La condamnation de Google est un coup dur pour ce géant de l'internet qui ambitionne de créer une bibliothèque numérique universelle.
La condamnation de Google est un coup dur pour ce géant de l'internet qui ambitionne de créer une bibliothèque numérique universelle.
AFP / Stéphane de Sakutin

Par RFI

Des éditeurs français, menés par le groupe La Martinière ont remporté une victoire judiciaire contre le géant de l’internet, Google, qui n’est plus autorisé à numériser des ouvrages sans autorisation des ayants droit. Une décision de principe importante selon les plaignants et qui peut avoir des effets au delà des frontières de l'Hexagone.

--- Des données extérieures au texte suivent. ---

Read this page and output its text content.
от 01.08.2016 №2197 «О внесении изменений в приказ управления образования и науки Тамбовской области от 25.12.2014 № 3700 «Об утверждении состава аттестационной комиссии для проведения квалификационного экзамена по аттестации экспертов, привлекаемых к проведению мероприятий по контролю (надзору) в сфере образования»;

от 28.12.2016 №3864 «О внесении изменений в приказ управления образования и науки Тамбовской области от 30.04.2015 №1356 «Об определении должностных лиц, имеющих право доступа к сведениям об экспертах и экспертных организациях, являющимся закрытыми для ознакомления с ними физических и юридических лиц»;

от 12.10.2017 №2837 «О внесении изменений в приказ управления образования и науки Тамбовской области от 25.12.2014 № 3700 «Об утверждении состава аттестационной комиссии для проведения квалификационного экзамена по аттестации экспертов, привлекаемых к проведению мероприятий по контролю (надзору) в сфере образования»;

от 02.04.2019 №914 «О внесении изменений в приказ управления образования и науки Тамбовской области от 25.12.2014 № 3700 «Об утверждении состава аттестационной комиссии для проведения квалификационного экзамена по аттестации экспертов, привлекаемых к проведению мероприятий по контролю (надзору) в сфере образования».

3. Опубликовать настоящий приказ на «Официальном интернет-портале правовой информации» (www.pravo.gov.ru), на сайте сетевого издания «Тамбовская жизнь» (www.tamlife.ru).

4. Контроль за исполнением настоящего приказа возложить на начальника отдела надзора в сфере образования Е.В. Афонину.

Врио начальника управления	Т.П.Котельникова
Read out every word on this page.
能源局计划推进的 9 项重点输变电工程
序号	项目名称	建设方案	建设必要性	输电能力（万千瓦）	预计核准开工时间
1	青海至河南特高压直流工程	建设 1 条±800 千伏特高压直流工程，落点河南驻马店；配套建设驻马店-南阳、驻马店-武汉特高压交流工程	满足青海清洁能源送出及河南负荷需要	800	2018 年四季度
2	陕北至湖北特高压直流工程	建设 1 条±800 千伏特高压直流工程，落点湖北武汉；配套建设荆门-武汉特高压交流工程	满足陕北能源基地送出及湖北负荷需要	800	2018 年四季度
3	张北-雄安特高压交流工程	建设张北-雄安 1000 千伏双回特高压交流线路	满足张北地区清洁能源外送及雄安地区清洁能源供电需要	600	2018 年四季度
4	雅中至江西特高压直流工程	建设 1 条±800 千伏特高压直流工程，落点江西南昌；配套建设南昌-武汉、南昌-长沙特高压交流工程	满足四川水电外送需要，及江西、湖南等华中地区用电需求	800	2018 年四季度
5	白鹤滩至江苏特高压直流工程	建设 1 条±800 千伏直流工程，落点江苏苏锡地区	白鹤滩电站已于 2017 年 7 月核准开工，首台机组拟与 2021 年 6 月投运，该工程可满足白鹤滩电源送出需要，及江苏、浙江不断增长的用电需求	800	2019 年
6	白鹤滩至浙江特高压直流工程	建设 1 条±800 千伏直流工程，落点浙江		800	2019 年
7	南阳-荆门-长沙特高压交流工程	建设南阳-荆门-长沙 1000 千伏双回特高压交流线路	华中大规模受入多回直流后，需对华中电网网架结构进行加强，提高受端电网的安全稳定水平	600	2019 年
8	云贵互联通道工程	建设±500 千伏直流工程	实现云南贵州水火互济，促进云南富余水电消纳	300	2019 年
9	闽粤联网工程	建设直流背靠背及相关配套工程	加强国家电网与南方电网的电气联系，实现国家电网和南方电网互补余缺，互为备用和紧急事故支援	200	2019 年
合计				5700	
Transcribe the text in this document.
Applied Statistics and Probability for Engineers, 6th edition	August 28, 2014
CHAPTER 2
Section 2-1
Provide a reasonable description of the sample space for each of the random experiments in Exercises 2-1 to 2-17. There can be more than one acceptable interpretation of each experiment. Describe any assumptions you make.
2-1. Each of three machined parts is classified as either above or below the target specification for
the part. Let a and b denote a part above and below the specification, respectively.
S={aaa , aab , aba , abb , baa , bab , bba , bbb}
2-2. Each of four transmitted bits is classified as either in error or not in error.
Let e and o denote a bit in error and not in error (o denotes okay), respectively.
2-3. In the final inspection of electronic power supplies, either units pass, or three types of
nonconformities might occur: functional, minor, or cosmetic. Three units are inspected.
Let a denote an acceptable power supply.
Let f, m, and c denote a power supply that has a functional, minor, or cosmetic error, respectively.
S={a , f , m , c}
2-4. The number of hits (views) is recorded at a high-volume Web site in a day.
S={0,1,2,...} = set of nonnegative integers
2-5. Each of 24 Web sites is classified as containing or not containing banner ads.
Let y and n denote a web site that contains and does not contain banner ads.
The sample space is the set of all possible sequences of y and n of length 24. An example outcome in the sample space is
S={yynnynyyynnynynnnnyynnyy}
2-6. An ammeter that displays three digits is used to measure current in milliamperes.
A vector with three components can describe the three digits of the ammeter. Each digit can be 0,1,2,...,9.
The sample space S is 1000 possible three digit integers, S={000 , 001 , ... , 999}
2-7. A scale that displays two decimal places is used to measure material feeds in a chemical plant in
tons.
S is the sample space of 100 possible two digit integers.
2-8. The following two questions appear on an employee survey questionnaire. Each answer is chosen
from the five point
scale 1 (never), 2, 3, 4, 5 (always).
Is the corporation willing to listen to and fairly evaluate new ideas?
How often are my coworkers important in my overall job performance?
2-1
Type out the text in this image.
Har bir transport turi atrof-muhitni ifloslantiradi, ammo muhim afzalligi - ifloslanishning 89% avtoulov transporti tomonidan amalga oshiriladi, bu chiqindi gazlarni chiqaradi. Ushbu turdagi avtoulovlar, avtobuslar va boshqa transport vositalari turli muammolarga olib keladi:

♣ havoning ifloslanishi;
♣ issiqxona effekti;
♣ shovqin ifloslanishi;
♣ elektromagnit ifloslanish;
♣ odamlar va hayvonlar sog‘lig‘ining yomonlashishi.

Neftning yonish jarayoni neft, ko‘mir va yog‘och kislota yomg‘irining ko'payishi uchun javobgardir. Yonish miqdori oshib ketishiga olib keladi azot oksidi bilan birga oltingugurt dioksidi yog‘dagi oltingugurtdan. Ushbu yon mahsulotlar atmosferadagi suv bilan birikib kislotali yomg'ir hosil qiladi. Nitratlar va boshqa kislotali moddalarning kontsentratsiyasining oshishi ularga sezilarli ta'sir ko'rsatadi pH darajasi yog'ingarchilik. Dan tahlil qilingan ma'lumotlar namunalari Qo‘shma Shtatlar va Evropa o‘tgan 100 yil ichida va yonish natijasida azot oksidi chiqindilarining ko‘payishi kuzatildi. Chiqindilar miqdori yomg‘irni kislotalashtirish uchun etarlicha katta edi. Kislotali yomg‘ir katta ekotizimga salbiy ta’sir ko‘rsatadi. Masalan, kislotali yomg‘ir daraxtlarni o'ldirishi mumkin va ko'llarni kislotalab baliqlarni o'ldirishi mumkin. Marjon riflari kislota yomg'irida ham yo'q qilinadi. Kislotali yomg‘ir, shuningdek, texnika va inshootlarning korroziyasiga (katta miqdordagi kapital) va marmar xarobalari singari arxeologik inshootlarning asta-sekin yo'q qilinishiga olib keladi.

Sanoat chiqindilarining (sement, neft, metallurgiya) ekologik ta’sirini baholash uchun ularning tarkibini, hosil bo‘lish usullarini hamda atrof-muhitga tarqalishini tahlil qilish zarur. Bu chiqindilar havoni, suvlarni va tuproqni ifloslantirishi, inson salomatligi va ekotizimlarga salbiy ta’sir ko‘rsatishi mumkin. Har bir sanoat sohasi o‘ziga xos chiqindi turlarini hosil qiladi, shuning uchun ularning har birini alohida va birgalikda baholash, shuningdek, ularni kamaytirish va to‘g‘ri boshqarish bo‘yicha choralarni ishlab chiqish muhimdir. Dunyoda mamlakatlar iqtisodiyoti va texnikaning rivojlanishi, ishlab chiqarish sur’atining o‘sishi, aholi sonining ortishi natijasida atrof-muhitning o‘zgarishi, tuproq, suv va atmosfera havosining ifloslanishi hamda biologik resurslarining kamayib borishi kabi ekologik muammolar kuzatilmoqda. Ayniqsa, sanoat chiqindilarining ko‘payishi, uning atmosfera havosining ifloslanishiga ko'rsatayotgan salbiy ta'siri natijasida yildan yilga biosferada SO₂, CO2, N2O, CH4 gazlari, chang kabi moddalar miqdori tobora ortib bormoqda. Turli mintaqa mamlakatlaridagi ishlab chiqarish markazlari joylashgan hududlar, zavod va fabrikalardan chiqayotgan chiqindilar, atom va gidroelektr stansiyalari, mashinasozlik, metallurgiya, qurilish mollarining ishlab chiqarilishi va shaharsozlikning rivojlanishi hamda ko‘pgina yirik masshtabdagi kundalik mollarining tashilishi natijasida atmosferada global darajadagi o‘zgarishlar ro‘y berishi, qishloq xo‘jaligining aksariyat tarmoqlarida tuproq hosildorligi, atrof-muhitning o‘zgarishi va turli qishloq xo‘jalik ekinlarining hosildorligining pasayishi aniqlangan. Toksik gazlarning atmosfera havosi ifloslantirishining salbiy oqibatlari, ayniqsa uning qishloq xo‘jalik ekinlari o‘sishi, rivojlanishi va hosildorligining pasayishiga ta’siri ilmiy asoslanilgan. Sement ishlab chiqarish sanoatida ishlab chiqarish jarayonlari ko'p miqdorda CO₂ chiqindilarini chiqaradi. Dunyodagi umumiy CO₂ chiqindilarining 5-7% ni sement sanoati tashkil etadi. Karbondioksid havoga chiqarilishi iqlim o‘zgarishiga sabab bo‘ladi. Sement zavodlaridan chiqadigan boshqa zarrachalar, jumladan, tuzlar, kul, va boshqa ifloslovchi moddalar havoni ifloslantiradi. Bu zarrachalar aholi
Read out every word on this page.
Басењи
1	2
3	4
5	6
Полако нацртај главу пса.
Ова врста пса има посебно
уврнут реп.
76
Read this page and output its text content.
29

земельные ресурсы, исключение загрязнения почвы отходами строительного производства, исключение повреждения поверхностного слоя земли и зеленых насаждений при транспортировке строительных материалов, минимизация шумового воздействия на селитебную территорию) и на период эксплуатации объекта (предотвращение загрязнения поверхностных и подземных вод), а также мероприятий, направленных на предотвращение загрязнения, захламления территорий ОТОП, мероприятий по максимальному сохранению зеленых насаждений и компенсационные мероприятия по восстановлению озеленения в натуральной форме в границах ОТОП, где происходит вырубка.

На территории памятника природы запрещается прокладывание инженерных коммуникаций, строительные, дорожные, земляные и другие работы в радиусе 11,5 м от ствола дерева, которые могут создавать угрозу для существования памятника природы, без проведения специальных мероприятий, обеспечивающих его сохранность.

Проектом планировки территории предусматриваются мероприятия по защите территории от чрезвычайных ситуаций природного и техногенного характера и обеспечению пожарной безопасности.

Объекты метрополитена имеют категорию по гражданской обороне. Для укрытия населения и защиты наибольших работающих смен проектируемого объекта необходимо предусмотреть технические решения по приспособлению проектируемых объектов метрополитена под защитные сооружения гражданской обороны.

L'analyse de Me Emmanuel Pierrat, avocat, spécialiste du droit d'auteur
 
19/12/2009
par Sophie Ekoué
 
 

Le bras de fer qui se dénoue enfin a commencé il y a trois ans avec une plainte portée par Hervé de La Martinière, Pdg du groupe La Martinière. Celui-ci estimait que la numérisation des livres effectuée par Google Livre, soit environ 100 000 œuvres françaises, sans autorisation préalable ni des éditeurs, ni des auteurs, constitue une violation du droit d’auteur.

La troisième chambre du tribunal civil de grande instance de Paris donne donc raison aux plaignants. Elle a estimé que Google avait commis «des actes de contrefaçon de droit d’auteur » au préjudice des éditions du Seuil, Delachaux, du Syndicat national de l’édition et de la Société des Gens de Lettres, en reproduisant intégralement et en rendant accessibles les extraits d’ouvrages sans l’autorisation des ayants droit.

A ce titre, le tribunal a interdit à Google la poursuite de ses agissements sous astreinte de 10 000 euros par jour de retard. Google a un mois pour se mettre en conformité avant que la sanction ne tombe. Par ailleurs, le géant américain devra payer 300 000 euros de dommages et intérêts aux éditeurs, qui représentent environ 530 maisons d’édition. Le groupe La Martinière demandait 15 millions d’euros.

C’est une victoire en demi-teinte cependant car ce jugement règle le passé mais ne dit pas comment éditeurs et moteurs de recherche devront organiser l’avenir.